Let’s say you are in a certain situation. You get along pretty well with your immediate family, at most. Your parents are good together when the going’s good, but they are horrible when they don’t get along. Yelling and screaming, along with name calling, even in the night, when they are about to go to sleep. Your siblings are good people, but the laziness means you do the house chores by yourself even when they are on their day off as well. You feel bad for your mother, who is the only other house cleaner when you’re not around or at work. You know she stresses out about this because technically, she’s chronically sick and the rest of the people at home are adults, who can but will not help with the house chores or cooking unless instructed to. You all work different schedule so it’s never the same person on the same day off. The house is a 2 storey with a basement. Having 5 adults in there means a messy house because 3 of them do not have the initiative to help around.
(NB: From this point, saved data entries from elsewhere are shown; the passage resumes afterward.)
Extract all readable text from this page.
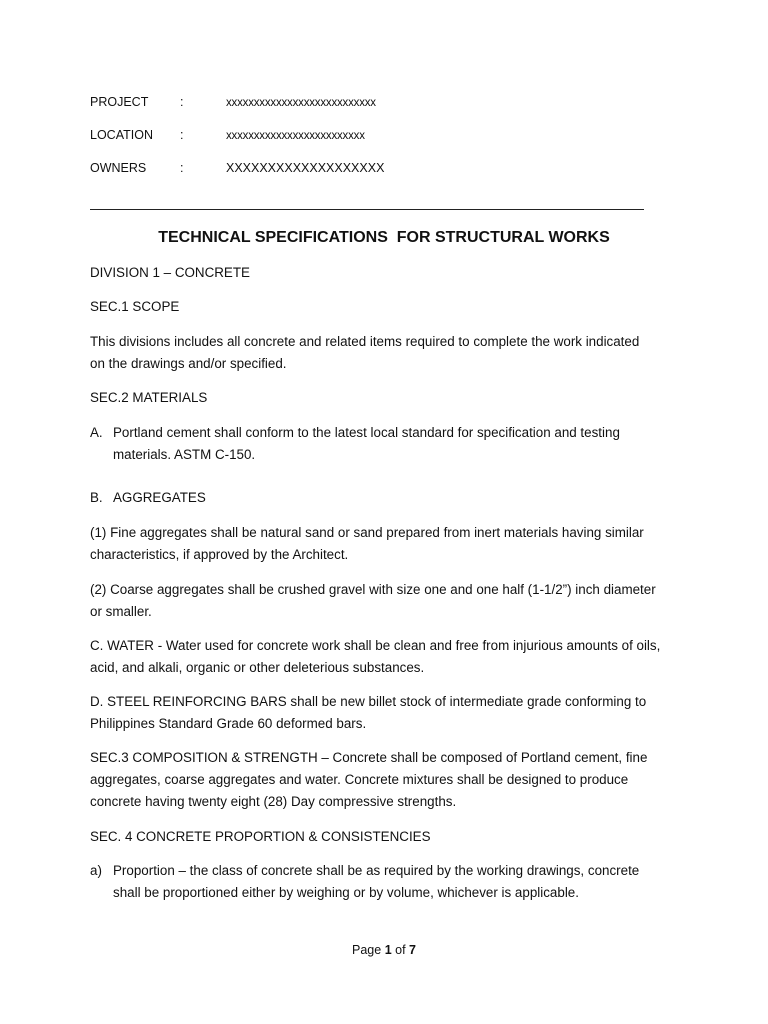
PROJECT	:	xxxxxxxxxxxxxxxxxxxxxxxxxxx
LOCATION :	xxxxxxxxxxxxxxxxxxxxxxxxx
OWNERS	:	XXXXXXXXXXXXXXXXXXX
TECHNICAL SPECIFICATIONS  FOR STRUCTURAL WORKS
DIVISION 1 – CONCRETE
SEC.1 SCOPE
This divisions includes all concrete and related items required to complete the work indicated
on the drawings and/or specified.
SEC.2 MATERIALS
A. Portland cement shall conform to the latest local standard for specification and testing
materials. ASTM C-150.
B. AGGREGATES
(1) Fine aggregates shall be natural sand or sand prepared from inert materials having similar
characteristics, if approved by the Architect.
(2) Coarse aggregates shall be crushed gravel with size one and one half (1-1/2”) inch diameter
or smaller.
C. WATER - Water used for concrete work shall be clean and free from injurious amounts of oils,
acid, and alkali, organic or other deleterious substances.
D. STEEL REINFORCING BARS shall be new billet stock of intermediate grade conforming to
Philippines Standard Grade 60 deformed bars.
SEC.3 COMPOSITION & STRENGTH – Concrete shall be composed of Portland cement, fine
aggregates, coarse aggregates and water. Concrete mixtures shall be designed to produce
concrete having twenty eight (28) Day compressive strengths.
SEC. 4 CONCRETE PROPORTION & CONSISTENCIES
a) Proportion – the class of concrete shall be as required by the working drawings, concrete
shall be proportioned either by weighing or by volume, whichever is applicable.
Page 1 of 7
You’ll have to either yell at them or pretty much beg them to help, which you’ve done for years and honestly, you’re just fed up with it so you don’t bother anymore and just do it yourself to avoid the stress. Now the choice is this: do you leave them; move out on your own so they can learn (hopefully) to do things for themselves, knowing that your mom will be the person who will be most affected, since no one will be helping her anymore? Or do you stay to avoid stressing out your mom, but you pretty much let the others get away with being lazy, because you know you won’t be lecturing them anymore after years of trying?
It’s a hard choice, but I think it’s necessary for those 3 to realize that they can’t live like that forever. It bothers me that they don’t even think they should be doing those things, when you get them to do one thing, they’re done and will often say, “It’s your turn this time, I did it last time.” It’s not so dysfunctional when we get together, watch a movie, go to church, eat out, etc, but when it comes to those things, they don’t think of it as a mandatory thing. I feel like they don’t know the rule of division of labour. If all they do is eat and sleep and go to work, then I don’t think I can live like that anymore. It’s not fair to my mom and to myself. I wish my mom could move out to her own apartment so those three could see how it is just by themselves. I’m sure they’ll survive (LOL) but they won’t be as clean with their living space and there will be a lot of finger-pointing and swearing around dinner time when there’s no food ready, or impromptu laundry days because nobody will think to do it weekly. I think I will need to come home a few days a week to help my mom out, but they don’t need to know that.
Ok, the plan is to save for at least 4 months of rent money ($4000) so that if/when I change jobs early next year, it won’t be so hard on me. I’m thinking early June 2014 to try out the moving thing? I don’t have much stuff.. just a lot of clothes. and books. and shoes. I can’t wait to buy my future furniture! If I can find a house for rent, and a roommate, that’ll be awesome! I hate apartments.. I’m a hermit so, as little human interaction as possible is great. Ahahaha!! No, I just want to be able to put my music loud and have no one complain about it. =) That’s the big plan for next year!